A small change to your paycheck could spell more debt for many workers across the country.
Despite congress passing a recent tax package the temporary social security payroll tax, which was set two years ago has expired.
For the past two years the government has been collecting two percentage points less from you to fund social security but in 2013 we're all back to paying that 6.2 percent for salary, which financial planners say could add up financial advisor rod palmer is expecting to be busy over the next few weeks.
"Ready or not here it comes," said Rod Palmer, CFS with Financial Strategies, LLC.
Palmer is helping many people through their own personal fiscal cliff.
"The idea of this fiscal cliff is more to do with how are the tax increases going to affect my paycheck and I think that's the main concern at this point," he said.
As a result of the social security payroll tax, people will see a smaller pay check in 2013.
"2 percent of $40,000 is $800 bucks a year that was spendable to you for the last two years and it’s no longer there," he said.
The tax expiration isn't sitting well with many wage earners who say they're not financially ready for the pay reduction.
"I guess you just have to be prepared for this and save more," said Rena Escobar from Bakersfield.
"I'm probably going to cut back on some stuff because now-a-days gas is really expensive so less shopping for me," said Bakersfield resident Martha Hernandez.
Palmer says being more financially responsible starts with a written plan identifying the needs...and look where you want to be in the next five years.
"That's something that you need when you get ready to retire. I mean, social security is something that needs to be there so the funding process and how that changes over time will be yet to be determine so it’s hard to make plans with your social security benefits, kind of not knowing what's going to happen down the road," said Palmer.

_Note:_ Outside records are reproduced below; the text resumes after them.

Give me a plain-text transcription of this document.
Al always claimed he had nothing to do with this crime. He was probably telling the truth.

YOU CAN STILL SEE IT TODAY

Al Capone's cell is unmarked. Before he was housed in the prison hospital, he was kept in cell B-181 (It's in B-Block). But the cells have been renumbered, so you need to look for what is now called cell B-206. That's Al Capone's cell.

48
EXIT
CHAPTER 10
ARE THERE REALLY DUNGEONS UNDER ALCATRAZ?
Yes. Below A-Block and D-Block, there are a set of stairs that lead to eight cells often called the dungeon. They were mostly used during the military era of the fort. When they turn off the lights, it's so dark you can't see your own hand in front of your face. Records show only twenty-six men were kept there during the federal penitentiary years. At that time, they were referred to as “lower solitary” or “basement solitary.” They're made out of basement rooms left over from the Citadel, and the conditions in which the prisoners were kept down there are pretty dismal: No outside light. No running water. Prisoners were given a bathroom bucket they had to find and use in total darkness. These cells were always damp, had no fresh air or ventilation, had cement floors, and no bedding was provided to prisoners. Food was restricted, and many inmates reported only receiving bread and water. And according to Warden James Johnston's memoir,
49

If you're in your 20's, Palmer says you should be putting aside 10 to 15 percent from your paycheck or more if you're already in your 30's or 40's.
"What people typically do is they spend what's in their paycheck in other words, they adjust to what they have net to spend and they make a decision as to how to spend it so the 2 percent coming out of your pay check, I mean you will adjust to it," he said.
Creating an emergency fund with about three months worth of living expenses is also key to being financially fit in the New Year.